Insurance Industry Strikes Back at Health Care Reform
Price Waterhouse Cooper Audit Suggests $4000/Year More for Insured
The health insurance industry, long the punching bag of President Obama and people who want single payer health care, has decided to strike back with a report from Price Waterhouse Cooper that suggests that Obamacare will cost people $4000/yr.The White House has reacted very sharply, claiming that the report is not worth the paper it is printed on. The Republican Party, however, has reacted with glee, with Senator John Barrasso, one of the two actual physicians in the Senate, weighing in on the Fox News Network. Barrasso pointed out that one problem with the current version of health care reform is that while taxes and fees kick in immediately, subsidies for buying health care insurance would not kick in until 2013.
Another problem with health care reform is the surtax on so called "Cadillac" insurance plans, the idea being to discourage plans that encourage overuse of the health care system. Unfortunately, by 2019, most insurance plans will be considered "Cadillac", subject to the tax, thus morphing into a general tax on health insurance, providing no incentive to choose cheaper plabs.

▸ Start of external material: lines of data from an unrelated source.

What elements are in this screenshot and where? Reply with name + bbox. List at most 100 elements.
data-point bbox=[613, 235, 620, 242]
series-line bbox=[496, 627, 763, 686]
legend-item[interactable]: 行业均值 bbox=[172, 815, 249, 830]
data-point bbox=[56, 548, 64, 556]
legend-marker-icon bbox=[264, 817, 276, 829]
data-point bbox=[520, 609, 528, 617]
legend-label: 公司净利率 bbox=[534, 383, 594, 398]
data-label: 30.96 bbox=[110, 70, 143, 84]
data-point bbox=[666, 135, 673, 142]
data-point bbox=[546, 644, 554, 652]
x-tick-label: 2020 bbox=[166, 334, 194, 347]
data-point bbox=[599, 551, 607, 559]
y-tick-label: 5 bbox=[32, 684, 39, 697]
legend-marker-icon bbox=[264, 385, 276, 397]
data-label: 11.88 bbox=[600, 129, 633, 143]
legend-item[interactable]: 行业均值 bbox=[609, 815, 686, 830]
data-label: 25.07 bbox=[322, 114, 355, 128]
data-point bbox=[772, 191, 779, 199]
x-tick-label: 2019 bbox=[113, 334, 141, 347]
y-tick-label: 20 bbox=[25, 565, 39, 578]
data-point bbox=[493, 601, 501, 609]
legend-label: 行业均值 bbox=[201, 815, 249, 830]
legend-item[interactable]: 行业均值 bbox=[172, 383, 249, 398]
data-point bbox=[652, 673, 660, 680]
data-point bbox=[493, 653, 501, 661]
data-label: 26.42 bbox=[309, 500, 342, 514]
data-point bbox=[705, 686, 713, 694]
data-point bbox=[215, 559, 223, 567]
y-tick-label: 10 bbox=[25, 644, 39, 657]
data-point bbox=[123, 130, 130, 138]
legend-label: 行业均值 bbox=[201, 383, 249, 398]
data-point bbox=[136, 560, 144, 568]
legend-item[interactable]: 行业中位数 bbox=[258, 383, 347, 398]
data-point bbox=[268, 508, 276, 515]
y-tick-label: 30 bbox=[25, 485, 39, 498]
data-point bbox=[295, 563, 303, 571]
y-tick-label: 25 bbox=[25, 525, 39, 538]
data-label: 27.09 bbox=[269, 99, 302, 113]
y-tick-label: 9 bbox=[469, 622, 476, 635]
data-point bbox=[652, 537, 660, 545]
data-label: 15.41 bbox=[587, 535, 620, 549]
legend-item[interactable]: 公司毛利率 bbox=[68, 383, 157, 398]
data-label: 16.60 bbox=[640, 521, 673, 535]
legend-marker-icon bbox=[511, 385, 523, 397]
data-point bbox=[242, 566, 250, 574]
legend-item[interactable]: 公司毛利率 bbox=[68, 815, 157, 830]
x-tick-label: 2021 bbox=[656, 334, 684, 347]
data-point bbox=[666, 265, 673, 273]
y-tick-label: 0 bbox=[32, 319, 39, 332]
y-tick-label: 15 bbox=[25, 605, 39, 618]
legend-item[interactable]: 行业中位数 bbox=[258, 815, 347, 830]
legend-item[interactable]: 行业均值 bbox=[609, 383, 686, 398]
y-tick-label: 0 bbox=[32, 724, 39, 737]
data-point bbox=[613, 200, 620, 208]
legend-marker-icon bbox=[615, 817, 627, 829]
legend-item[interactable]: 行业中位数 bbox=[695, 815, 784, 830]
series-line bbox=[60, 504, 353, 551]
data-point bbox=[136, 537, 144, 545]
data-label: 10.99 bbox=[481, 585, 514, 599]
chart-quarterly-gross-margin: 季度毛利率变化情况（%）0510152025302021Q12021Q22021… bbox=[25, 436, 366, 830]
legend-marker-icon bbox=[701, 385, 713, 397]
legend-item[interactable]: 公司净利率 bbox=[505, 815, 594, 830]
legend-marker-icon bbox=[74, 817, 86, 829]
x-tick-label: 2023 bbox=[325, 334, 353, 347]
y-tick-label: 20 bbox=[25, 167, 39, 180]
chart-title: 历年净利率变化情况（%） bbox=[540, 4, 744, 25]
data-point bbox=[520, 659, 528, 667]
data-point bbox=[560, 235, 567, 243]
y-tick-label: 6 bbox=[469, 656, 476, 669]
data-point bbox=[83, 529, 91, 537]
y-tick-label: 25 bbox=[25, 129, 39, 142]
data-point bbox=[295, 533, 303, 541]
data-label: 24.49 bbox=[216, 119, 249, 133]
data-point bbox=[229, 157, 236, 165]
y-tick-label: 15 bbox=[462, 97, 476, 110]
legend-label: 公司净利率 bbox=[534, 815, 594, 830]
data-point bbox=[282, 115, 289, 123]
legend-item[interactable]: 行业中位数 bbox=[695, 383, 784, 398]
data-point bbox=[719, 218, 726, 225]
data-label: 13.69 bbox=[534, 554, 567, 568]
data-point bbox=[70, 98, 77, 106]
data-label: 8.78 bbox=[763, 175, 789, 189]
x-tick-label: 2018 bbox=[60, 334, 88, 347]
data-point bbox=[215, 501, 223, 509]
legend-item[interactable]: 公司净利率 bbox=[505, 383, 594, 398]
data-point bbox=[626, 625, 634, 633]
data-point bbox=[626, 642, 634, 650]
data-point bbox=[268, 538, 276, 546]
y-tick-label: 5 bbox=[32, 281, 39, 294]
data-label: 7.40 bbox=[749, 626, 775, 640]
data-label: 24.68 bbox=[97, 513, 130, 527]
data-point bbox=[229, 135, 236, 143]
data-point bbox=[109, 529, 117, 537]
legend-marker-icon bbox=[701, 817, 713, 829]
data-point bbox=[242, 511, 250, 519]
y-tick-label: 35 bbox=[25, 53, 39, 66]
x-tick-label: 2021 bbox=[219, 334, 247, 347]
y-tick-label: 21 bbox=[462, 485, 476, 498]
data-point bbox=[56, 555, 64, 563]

Hitherto the insurance industry has been silent about health care reform, hoping not to have its interests too damaged. However the decision to come out with a report, which suggests that by 2019 people will pay $4000 a year more by 2019 than is currently being rejected, constitutes a new, aggressive push back against health care reform. It also complicates efforts to pass health care reform bills in the Congress, particularly in the Senate.
Hospital groups and doctors have already expressed a dim view of health care reform, despite the "white coat" photo op that took place recently at the White House. Health care reform, by most polling, has become increasingly unpopular with the public in general.
The plan by Democrats is, so far, to ram through health care reform no matter what. Whether they will succeed or not largely depends on how many democratic lawmakers value their political careers over the chance to pass legislation which liberals have dreamed about for decades.